In a statement, CPD said it rejected ideas that had already been adopted, would contradict the city’s consent decree or state law, deemed not operationally feasible, or had nothing to do with the department’s use-of-force policy.
But working group members are now criticizing the entire process, some calling it a “sham” and a “squandered” opportunity.
“This was truly an opportunity to begin to build a good working relationship between police and community. And for lack of a better term, they squandered it,” said working group co-chair Arewa Karen Winters. “The city rose up, the city was present, and they squandered a golden opportunity to become a catalyst for community and police working together. It was a golden opportunity, and they failed.”
One of the five recommendations the city does plan to accept is changing the word “subject” to “person” in its use-of-force policies.
But University of Chicago Law professor and working group member Craig Futterman pointed to numerous other changes the group recommended that could have an immediate impact on reducing police violence in Chicago. They include prohibiting the use of force against peaceful protesters, and restricting the instances in which officers can point their gun at someone.

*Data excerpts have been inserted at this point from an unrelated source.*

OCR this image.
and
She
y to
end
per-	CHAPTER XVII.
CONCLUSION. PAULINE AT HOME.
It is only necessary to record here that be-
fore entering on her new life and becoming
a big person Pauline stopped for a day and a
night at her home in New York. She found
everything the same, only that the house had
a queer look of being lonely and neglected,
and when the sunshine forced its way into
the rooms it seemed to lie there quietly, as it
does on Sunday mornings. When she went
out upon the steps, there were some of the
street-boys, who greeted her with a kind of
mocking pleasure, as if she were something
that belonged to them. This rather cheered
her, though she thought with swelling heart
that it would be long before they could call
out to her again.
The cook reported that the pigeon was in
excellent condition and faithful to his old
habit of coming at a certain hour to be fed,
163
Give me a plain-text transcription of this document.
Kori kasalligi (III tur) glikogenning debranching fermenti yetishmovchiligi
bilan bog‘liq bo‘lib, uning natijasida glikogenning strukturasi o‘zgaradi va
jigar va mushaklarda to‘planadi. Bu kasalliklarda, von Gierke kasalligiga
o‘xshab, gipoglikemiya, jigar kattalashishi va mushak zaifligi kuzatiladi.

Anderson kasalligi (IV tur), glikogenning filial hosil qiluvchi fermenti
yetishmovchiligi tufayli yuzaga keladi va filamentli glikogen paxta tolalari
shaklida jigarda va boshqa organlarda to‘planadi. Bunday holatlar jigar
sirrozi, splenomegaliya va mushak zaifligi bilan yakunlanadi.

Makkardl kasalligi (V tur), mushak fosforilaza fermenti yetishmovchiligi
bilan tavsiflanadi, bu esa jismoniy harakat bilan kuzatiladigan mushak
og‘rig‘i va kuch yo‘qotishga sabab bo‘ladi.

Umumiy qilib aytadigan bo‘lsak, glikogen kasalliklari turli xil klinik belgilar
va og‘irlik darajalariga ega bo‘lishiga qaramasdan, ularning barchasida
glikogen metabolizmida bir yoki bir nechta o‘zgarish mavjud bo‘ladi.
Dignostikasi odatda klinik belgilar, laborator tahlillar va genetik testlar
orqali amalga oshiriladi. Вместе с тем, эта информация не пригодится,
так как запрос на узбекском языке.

CPD Chief of Staff Robert Boik defended the working group, calling it an ongoing discussion.
“We are deeply committed to having meaningful dialogue as we work through the consent decree,” Boik said. “This is the first time CPD had every conducted a working group … and we are working to learn from this process so by the next time we do it, we can have, hopefully, a different process.”
Boik said Chicago police Superintendent David Brown is encouraging the department to take another look at the recommendations, to see if more could be adopted.
But Futterman says CPD’s response is a “smokescreen” to “check a community engagement box.”
“The vast majority of each and every recommendation are recommendations that could be implemented right now by the CPD in changing those various words that we talked about in CPD policy, and actually substantively changing CPD policy in ways that would reduce police violence, have clear rules in which officers could be help to account, and ultimately make us safer,” he said.
And while Winters says she’s disappointed in the process and outcome, she believes the effort was still worthwhile.
“I refuse to say it was a waste of time, because at the end of the day, what has happened is, we have still created a historical document regardless of what the police department has done with it, it is there,” Winters said. “The work is there. It’s not like the work is just going to disappear, so no, I don’t feel it was a waste of time.”